Lobster mitten in progress

On my hand - fingers are also a bit short which makes the split fall  in the wrong spot.

Close up of the decreases on the first/middle finger section. 

Close up of the ring/little finger section. 

Too pointy! I (and I suspect most folks) do not have pointy fingers. Back to the drawing board. I did a bit of thinking, measuring, and have come up with a better plan. Now to rip out an inch and a half of knitting on each section.

Race plans

I tend to be one of those people who enters races, especially ultras, later in the registration period when I am more sure of my ability to compete. This has changed slightly in recent years as some of my favorite events have begun to fill up quickly. Last year I signed up right away for the Spring Superior 50K (it filled in 7 days) and then ended up dropping out in the first mile when it became abundantly clear to me that the injury I had suffered a month before was not sufficiently healed and I would only be doing more damage if I continued on.

This year the Spring Superior races filled in record time (despite a server crash). I was one of the fortunate folks who managed to get in, but only because I had assistance in the form of a family member who registered both of us (smartphone savvy and a well-timed break at work).

Because of the exponential growth in the Superior races over recent years they are instituting a lottery for the Fall races. This has come as a shock to many in the upper midwest running community as we are not used to lotteries in this area. I agree with the race director that a lottery is much fairer to all then the current system which favors those who can be at their keyboards anytime of day or night.

I will admit though that my first reaction was "But I don't want to have to commit financially to running a 100 miler in March!

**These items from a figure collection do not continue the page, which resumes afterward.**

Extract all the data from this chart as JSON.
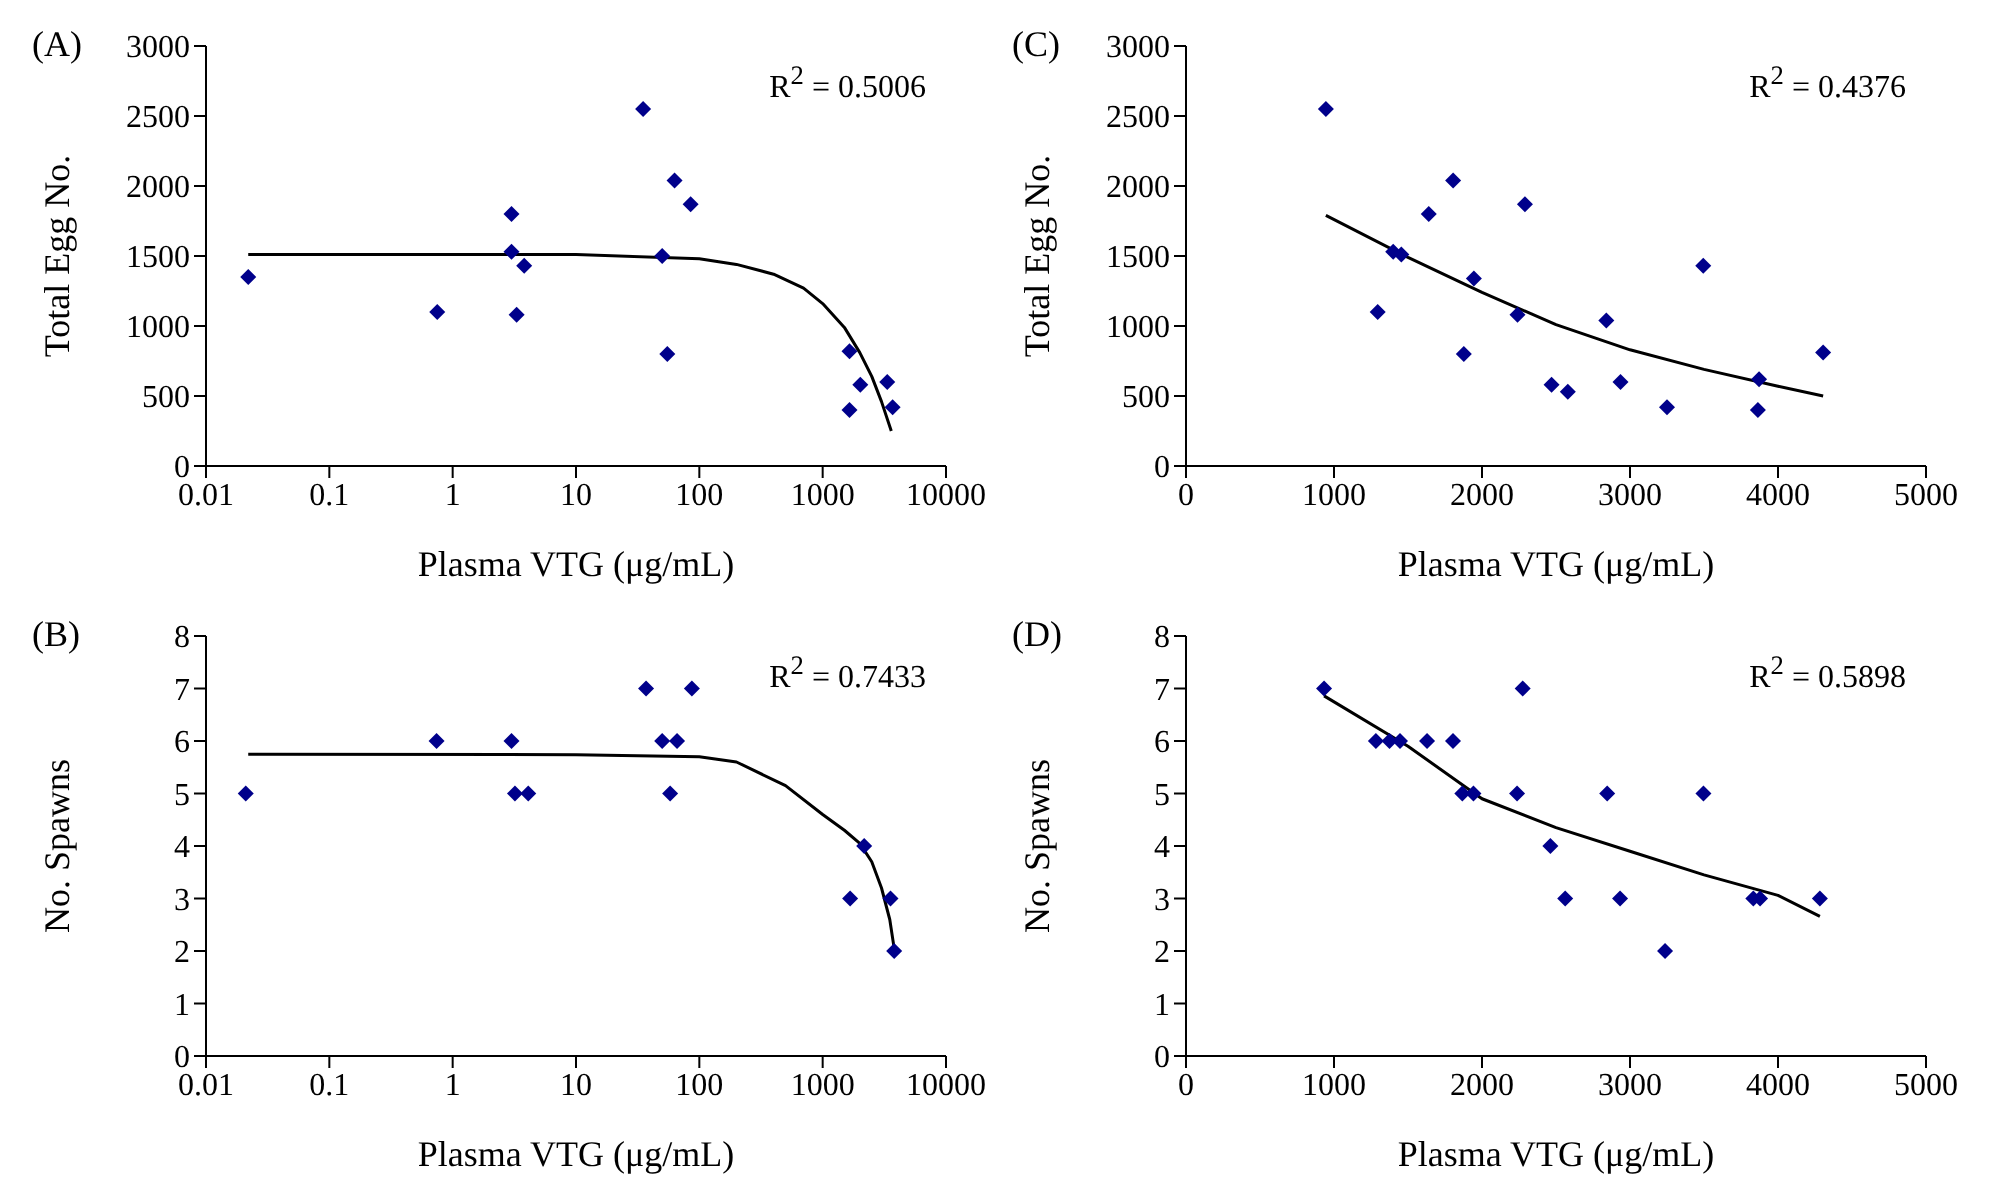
{
  "chart_data": [
    {
      "type": "scatter",
      "title": "(A)",
      "xlabel": "Plasma VTG (μg/mL)",
      "ylabel": "Total Egg No.",
      "log": "x",
      "xlim": [
        0.01,
        10000
      ],
      "xticks": [
        0.01,
        0.1,
        1,
        10,
        100,
        1000,
        10000
      ],
      "ylim": [
        0,
        3000
      ],
      "yticks": [
        0,
        500,
        1000,
        1500,
        2000,
        2500,
        3000
      ],
      "grid": false,
      "marker": "diamond",
      "annotations": [
        "R$^{2}$ = 0.5006"
      ],
      "series": [
        {
          "color": "#00008b",
          "x": [
            0.022,
            0.75,
            3.0,
            3.0,
            3.8,
            3.3,
            35,
            50,
            55,
            63,
            85,
            1650,
            1650,
            2020,
            3340,
            3690
          ],
          "values": [
            1350,
            1100,
            1800,
            1530,
            1430,
            1080,
            2550,
            1500,
            800,
            2040,
            1870,
            820,
            400,
            580,
            600,
            420
          ]
        },
        {
          "type": "line",
          "marker": "none",
          "line_style": "solid",
          "color": "#000000",
          "x": [
            0.022,
            10,
            100,
            200,
            400,
            700,
            1000,
            1500,
            2000,
            2500,
            3000,
            3600
          ],
          "values": [
            1510,
            1510,
            1480,
            1440,
            1370,
            1270,
            1160,
            990,
            810,
            640,
            460,
            250
          ]
        }
      ]
    },
    {
      "type": "scatter",
      "title": "(C)",
      "xlabel": "Plasma VTG (μg/mL)",
      "ylabel": "Total Egg No.",
      "xlim": [
        0,
        5000
      ],
      "xticks": [
        0,
        1000,
        2000,
        3000,
        4000,
        5000
      ],
      "ylim": [
        0,
        3000
      ],
      "yticks": [
        0,
        500,
        1000,
        1500,
        2000,
        2500,
        3000
      ],
      "grid": false,
      "marker": "diamond",
      "annotations": [
        "R$^{2}$ = 0.4376"
      ],
      "series": [
        {
          "color": "#00008b",
          "x": [
            945,
            1295,
            1400,
            1455,
            1640,
            1805,
            1877,
            1945,
            2240,
            2290,
            2470,
            2580,
            2840,
            2936,
            3250,
            3495,
            3864,
            3872,
            4305
          ],
          "values": [
            2550,
            1100,
            1530,
            1510,
            1800,
            2040,
            800,
            1340,
            1080,
            1870,
            580,
            530,
            1040,
            600,
            420,
            1430,
            400,
            620,
            810
          ]
        },
        {
          "type": "line",
          "marker": "none",
          "line_style": "solid",
          "color": "#000000",
          "x": [
            945,
            1500,
            2000,
            2500,
            3000,
            3500,
            4000,
            4305
          ],
          "values": [
            1790,
            1490,
            1240,
            1010,
            830,
            690,
            570,
            500
          ]
        }
      ]
    },
    {
      "type": "scatter",
      "title": "(B)",
      "xlabel": "Plasma VTG (μg/mL)",
      "ylabel": "No. Spawns",
      "log": "x",
      "xlim": [
        0.01,
        10000
      ],
      "xticks": [
        0.01,
        0.1,
        1,
        10,
        100,
        1000,
        10000
      ],
      "ylim": [
        0,
        8
      ],
      "yticks": [
        0,
        1,
        2,
        3,
        4,
        5,
        6,
        7,
        8
      ],
      "grid": false,
      "marker": "diamond",
      "annotations": [
        "R$^{2}$ = 0.7433"
      ],
      "series": [
        {
          "color": "#00008b",
          "x": [
            0.021,
            0.74,
            3.0,
            3.2,
            4.1,
            37,
            50,
            58,
            66,
            87,
            1670,
            2170,
            3550,
            3800
          ],
          "values": [
            5,
            6,
            6,
            5,
            5,
            7,
            6,
            5,
            6,
            7,
            3,
            4,
            3,
            2
          ]
        },
        {
          "type": "line",
          "marker": "none",
          "line_style": "solid",
          "color": "#000000",
          "x": [
            0.022,
            10,
            100,
            200,
            500,
            1000,
            1500,
            2000,
            2500,
            3000,
            3500,
            3800
          ],
          "values": [
            5.75,
            5.74,
            5.7,
            5.6,
            5.15,
            4.6,
            4.3,
            4.05,
            3.7,
            3.2,
            2.6,
            2.05
          ]
        }
      ]
    },
    {
      "type": "scatter",
      "title": "(D)",
      "xlabel": "Plasma VTG (μg/mL)",
      "ylabel": "No. Spawns",
      "xlim": [
        0,
        5000
      ],
      "xticks": [
        0,
        1000,
        2000,
        3000,
        4000,
        5000
      ],
      "ylim": [
        0,
        8
      ],
      "yticks": [
        0,
        1,
        2,
        3,
        4,
        5,
        6,
        7,
        8
      ],
      "grid": false,
      "marker": "diamond",
      "annotations": [
        "R$^{2}$ = 0.5898"
      ],
      "series": [
        {
          "color": "#00008b",
          "x": [
            933,
            1283,
            1375,
            1446,
            1629,
            1804,
            1867,
            1942,
            2237,
            2275,
            2462,
            2562,
            2846,
            2933,
            3237,
            3496,
            3833,
            3879,
            4283
          ],
          "values": [
            7,
            6,
            6,
            6,
            6,
            6,
            5,
            5,
            5,
            7,
            4,
            3,
            5,
            3,
            2,
            5,
            3,
            3,
            3
          ]
        },
        {
          "type": "line",
          "marker": "none",
          "line_style": "solid",
          "color": "#000000",
          "x": [
            933,
            1500,
            2000,
            2500,
            3000,
            3500,
            4000,
            4283
          ],
          "values": [
            6.86,
            5.9,
            4.9,
            4.35,
            3.9,
            3.45,
            3.06,
            2.66
          ]
        }
      ]
    }
  ]
}
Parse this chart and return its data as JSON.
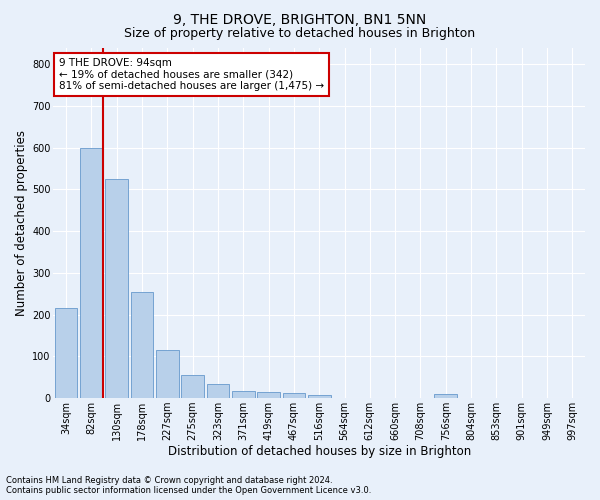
{
  "title": "9, THE DROVE, BRIGHTON, BN1 5NN",
  "subtitle": "Size of property relative to detached houses in Brighton",
  "xlabel": "Distribution of detached houses by size in Brighton",
  "ylabel": "Number of detached properties",
  "footnote1": "Contains HM Land Registry data © Crown copyright and database right 2024.",
  "footnote2": "Contains public sector information licensed under the Open Government Licence v3.0.",
  "categories": [
    "34sqm",
    "82sqm",
    "130sqm",
    "178sqm",
    "227sqm",
    "275sqm",
    "323sqm",
    "371sqm",
    "419sqm",
    "467sqm",
    "516sqm",
    "564sqm",
    "612sqm",
    "660sqm",
    "708sqm",
    "756sqm",
    "804sqm",
    "853sqm",
    "901sqm",
    "949sqm",
    "997sqm"
  ],
  "values": [
    215,
    600,
    525,
    255,
    115,
    55,
    33,
    18,
    15,
    12,
    8,
    0,
    0,
    0,
    0,
    10,
    0,
    0,
    0,
    0,
    0
  ],
  "bar_color": "#b8d0ea",
  "bar_edge_color": "#6699cc",
  "vline_color": "#cc0000",
  "annotation_text": "9 THE DROVE: 94sqm\n← 19% of detached houses are smaller (342)\n81% of semi-detached houses are larger (1,475) →",
  "annotation_box_color": "#ffffff",
  "annotation_box_edge_color": "#cc0000",
  "ylim": [
    0,
    840
  ],
  "yticks": [
    0,
    100,
    200,
    300,
    400,
    500,
    600,
    700,
    800
  ],
  "bg_color": "#e8f0fa",
  "plot_bg_color": "#e8f0fa",
  "grid_color": "#ffffff",
  "title_fontsize": 10,
  "subtitle_fontsize": 9,
  "axis_label_fontsize": 8.5,
  "tick_fontsize": 7,
  "annotation_fontsize": 7.5
}
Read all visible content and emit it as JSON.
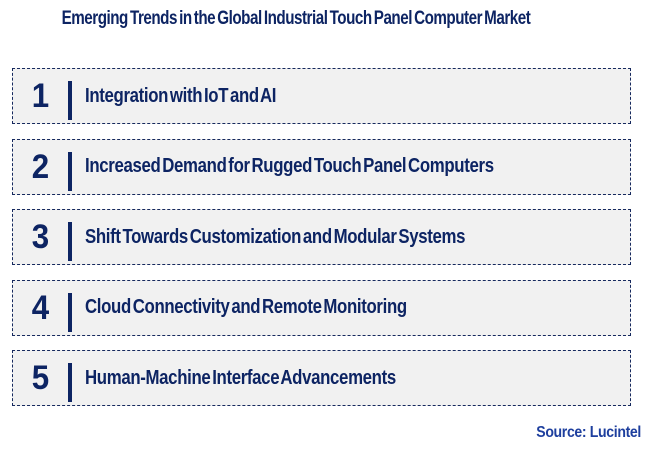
{
  "header": {
    "title": "Emerging Trends in the Global Industrial Touch Panel Computer Market"
  },
  "trends": [
    {
      "number": "1",
      "label": "Integration with IoT and AI"
    },
    {
      "number": "2",
      "label": "Increased Demand for Rugged Touch Panel Computers"
    },
    {
      "number": "3",
      "label": "Shift Towards Customization and Modular Systems"
    },
    {
      "number": "4",
      "label": "Cloud Connectivity and Remote Monitoring"
    },
    {
      "number": "5",
      "label": "Human-Machine Interface Advancements"
    }
  ],
  "footer": {
    "source": "Source: Lucintel"
  },
  "colors": {
    "navy_text": "#0d2463",
    "row_background": "#f1f1f1",
    "row_border": "#16295e",
    "source_blue": "#1e3f9e",
    "page_background": "#ffffff"
  }
}
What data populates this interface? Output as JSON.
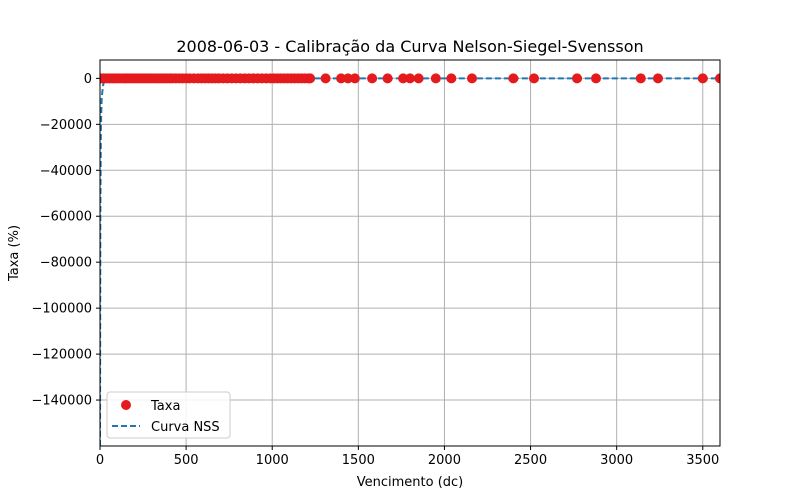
{
  "chart_data": {
    "type": "scatter",
    "title": "2008-06-03 - Calibração da Curva Nelson-Siegel-Svensson",
    "xlabel": "Vencimento (dc)",
    "ylabel": "Taxa (%)",
    "xlim": [
      0,
      3600
    ],
    "ylim": [
      -160000,
      8000
    ],
    "xticks": [
      0,
      500,
      1000,
      1500,
      2000,
      2500,
      3000,
      3500
    ],
    "xtick_labels": [
      "0",
      "500",
      "1000",
      "1500",
      "2000",
      "2500",
      "3000",
      "3500"
    ],
    "yticks": [
      0,
      -20000,
      -40000,
      -60000,
      -80000,
      -100000,
      -120000,
      -140000
    ],
    "ytick_labels": [
      "0",
      "−20000",
      "−40000",
      "−60000",
      "−80000",
      "−100000",
      "−120000",
      "−140000"
    ],
    "grid": true,
    "legend_position": "lower-left",
    "series": [
      {
        "name": "Taxa",
        "kind": "scatter",
        "color": "#e41a1c",
        "x": [
          5,
          20,
          28,
          40,
          55,
          70,
          82,
          95,
          110,
          125,
          140,
          150,
          165,
          180,
          195,
          210,
          225,
          240,
          255,
          270,
          285,
          300,
          315,
          330,
          345,
          360,
          375,
          390,
          405,
          420,
          440,
          460,
          480,
          500,
          520,
          545,
          570,
          590,
          610,
          630,
          650,
          670,
          690,
          715,
          740,
          765,
          790,
          815,
          840,
          865,
          890,
          915,
          940,
          965,
          990,
          1010,
          1030,
          1050,
          1070,
          1090,
          1110,
          1130,
          1150,
          1170,
          1190,
          1210,
          1220,
          1310,
          1400,
          1440,
          1480,
          1580,
          1670,
          1760,
          1800,
          1850,
          1950,
          2040,
          2160,
          2400,
          2520,
          2770,
          2880,
          3140,
          3240,
          3500,
          3600
        ],
        "y": [
          12,
          12,
          12,
          12,
          12,
          12,
          12,
          12,
          12,
          12,
          12,
          12,
          12,
          12,
          12,
          12,
          12,
          12,
          12,
          12,
          12,
          12,
          12,
          12,
          12,
          12,
          12,
          12,
          12,
          12,
          12,
          12,
          12,
          12,
          12,
          12,
          12,
          12,
          12,
          12,
          12,
          12,
          12,
          12,
          12,
          12,
          12,
          12,
          12,
          12,
          12,
          12,
          12,
          12,
          12,
          12,
          12,
          12,
          12,
          12,
          12,
          12,
          12,
          12,
          12,
          12,
          12,
          12,
          12,
          12,
          12,
          12,
          12,
          12,
          12,
          12,
          12,
          12,
          12,
          12,
          12,
          12,
          12,
          12,
          12,
          12,
          12
        ]
      },
      {
        "name": "Curva NSS",
        "kind": "line",
        "style": "dashed",
        "color": "#1f77b4",
        "x": [
          0,
          2,
          5,
          10,
          20,
          50,
          100,
          500,
          1000,
          2000,
          3000,
          3600
        ],
        "y": [
          -160000,
          -60000,
          -22000,
          -8000,
          -2000,
          -200,
          0,
          10,
          12,
          12,
          12,
          12
        ]
      }
    ]
  }
}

What if I end up injured... or life/work gets in the way?" Then I stepped back and looked at it from a broader perspective. I am already training for this race. I have already made the mental commitment. I still have almost a month to gauge my fitness and training progress and make a final decision. If I get in I still have 5+ months to make arrangements for accommodations and recruit crew. The only real difference this year from 2012 will be that the race fee will have already been spent. If I don't get in, I have the time off already and will either crew/pace for a friend or volunteer at the race (something I believe every runner should do, at least as often as they race).